How favourable is the Nigerian environment to the design industry?

I believe the Nigerian environment is favourable to the design industry because, in Nigeria, we have challenges that require designers’ skillsets to solve, which is the reason I started WHATisDESIGN as I believe we have challenges that need design processes to solve.

The design thinking process could solve complex challenges and we have so many of these challenges even in the area of traffic, power, efficient mobility and proper infrastructure layout. All these challenges and more require designers.

When I talk about designers, I’m not talking about just drawing or painting. No, I’m talking about using design thinking principles, using circular economy principles, and creating sustainable designs to bring in solutions that are relevant to our environment.

So, we need to start adopting the human-centered approach to innovation in Nigeria and our environment is favourable because we have challenges that we could solve in those areas.

For example, we can harness the fact that there is a high supply of sunlight in the northern part to create solar power for the communities there. We could also solve the situation of drought by creating cultures of greenhouse farming. So, these are ways we could adopt the design thinking process to create sustainable innovations and that could be helpful to our current situation in the country.

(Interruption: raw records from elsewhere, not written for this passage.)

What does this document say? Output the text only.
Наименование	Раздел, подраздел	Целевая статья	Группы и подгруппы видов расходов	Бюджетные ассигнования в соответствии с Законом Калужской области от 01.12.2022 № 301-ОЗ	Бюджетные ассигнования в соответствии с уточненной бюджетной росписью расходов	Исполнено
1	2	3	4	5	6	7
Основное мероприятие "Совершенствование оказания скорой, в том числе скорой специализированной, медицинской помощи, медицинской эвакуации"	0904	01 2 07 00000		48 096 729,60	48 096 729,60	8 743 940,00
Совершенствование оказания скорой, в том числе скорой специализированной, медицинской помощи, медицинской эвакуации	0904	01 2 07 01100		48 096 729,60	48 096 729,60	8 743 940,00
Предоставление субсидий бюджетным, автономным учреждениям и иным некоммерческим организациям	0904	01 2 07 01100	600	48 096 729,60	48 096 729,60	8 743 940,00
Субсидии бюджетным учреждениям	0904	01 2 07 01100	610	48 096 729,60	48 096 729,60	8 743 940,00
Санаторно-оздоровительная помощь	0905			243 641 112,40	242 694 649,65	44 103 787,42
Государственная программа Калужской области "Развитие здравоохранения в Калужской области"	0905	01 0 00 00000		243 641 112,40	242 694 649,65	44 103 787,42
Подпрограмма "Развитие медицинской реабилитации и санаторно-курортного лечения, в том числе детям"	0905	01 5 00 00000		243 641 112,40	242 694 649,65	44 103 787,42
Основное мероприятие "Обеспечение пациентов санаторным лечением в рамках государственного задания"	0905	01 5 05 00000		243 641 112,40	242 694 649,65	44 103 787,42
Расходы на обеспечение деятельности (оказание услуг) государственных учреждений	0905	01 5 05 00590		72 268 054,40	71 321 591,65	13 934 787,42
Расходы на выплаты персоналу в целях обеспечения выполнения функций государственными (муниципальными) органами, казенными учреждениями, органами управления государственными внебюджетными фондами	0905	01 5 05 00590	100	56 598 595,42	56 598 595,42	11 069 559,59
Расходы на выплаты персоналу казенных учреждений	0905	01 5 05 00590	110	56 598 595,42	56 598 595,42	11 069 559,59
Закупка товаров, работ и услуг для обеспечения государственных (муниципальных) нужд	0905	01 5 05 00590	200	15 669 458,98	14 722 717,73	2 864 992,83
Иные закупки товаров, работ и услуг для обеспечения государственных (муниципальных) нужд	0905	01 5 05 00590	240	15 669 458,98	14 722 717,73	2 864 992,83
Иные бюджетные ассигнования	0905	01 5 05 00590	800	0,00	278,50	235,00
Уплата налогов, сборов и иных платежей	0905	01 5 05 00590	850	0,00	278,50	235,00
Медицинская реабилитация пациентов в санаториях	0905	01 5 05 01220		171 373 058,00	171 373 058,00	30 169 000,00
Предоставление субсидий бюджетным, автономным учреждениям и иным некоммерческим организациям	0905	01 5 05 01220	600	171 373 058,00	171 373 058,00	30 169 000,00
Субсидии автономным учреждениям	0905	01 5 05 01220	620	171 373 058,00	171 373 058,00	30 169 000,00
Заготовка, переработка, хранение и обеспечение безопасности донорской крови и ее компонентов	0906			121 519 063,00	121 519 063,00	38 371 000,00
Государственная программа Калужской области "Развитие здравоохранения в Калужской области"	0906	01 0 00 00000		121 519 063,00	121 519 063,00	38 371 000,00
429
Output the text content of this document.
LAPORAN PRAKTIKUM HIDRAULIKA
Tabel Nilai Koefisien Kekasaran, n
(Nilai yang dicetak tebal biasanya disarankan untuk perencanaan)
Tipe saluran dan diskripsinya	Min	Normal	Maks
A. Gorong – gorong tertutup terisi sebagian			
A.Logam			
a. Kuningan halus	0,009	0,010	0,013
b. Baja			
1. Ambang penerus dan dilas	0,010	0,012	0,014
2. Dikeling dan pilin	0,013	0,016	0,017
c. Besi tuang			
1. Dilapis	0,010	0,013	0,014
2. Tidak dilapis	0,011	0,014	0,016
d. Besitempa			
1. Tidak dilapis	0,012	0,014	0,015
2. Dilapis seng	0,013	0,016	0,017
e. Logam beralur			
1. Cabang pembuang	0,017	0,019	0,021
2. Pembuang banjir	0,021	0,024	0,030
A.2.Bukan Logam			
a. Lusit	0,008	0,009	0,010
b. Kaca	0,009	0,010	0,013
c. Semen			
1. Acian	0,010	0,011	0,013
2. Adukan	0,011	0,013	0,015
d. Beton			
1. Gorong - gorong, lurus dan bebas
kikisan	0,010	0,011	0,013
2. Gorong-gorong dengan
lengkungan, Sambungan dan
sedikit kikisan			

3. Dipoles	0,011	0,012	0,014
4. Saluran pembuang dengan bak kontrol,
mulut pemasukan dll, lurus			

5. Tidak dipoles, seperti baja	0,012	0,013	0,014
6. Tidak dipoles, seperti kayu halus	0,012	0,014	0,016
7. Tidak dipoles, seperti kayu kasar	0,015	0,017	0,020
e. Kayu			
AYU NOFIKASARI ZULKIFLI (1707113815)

So, Nigeria is favourable to the design industry. We also have designers in other sectors who are already creating and making waves even in the interior design and architectural sector. But what we need to look into now is how to make our solutions sustainable.

Where do you see yourself and the design industry in the next 5 years?

In the next five years, I see the design industry evolving drastically, we are getting there. The design industry will evolve to fully embrace ecological design, and sustainable innovation, because we don’t just only want to create designs that are functional anymore. Our planet at the moment, needs designs that are experiential in terms of putting into consideration the whole humanity. Designs that are not only experiential to human beings, but the whole of humanity, and you cannot do that without embracing sustainable innovation. You can’t do that without embracing the principles of circular economy.

In the long run, I see designers coming in to help industries redesign their business models, to inculcate circular economy business models. Developing design strategies that would also be helpful in designing organisational systems that are socially responsible.

So in the next five years, I see myself working more in this space of sustainable innovation and creating solutions that make positive impact, not just only Nigeria, but in the world at large, because the vision of OLAT design consultancy is to become a global leader that uses the principle of design thinking to create innovative and socially responsible solutions.

So, in the design industry, we are moving towards the part where we create more reliable solutions that are regenerative, and sustainable and I see myself being a key player also in that area as we evolve gradually.

As a leader in the design industry,  what advice would you give to aspiring design strategists and entrepreneurs looking to make an impact in the field?

The advice I will give to aspiring design strategists and entrepreneurs looking to make impact in the design space is to start looking in the direction of sustainability and making sustainable solutions. Not just designing for profits, but designing for impact, particularly social impact. Designing not just for human beings to consume but designing for the sustainability of humanity.

So I want designers and entrepreneurs, especially aspiring design strategists, to also start embracing the principles that surround sustainable innovation, which includes circular economy. We have to start thinking of regenerative solutions. We have to start thinking about reusing, recycling, upcycling and ensuring that we manage materials and resources by creating solutions not just for today, but putting the future also into consideration. Not destroying the future while we try to enjoy the benefits of today.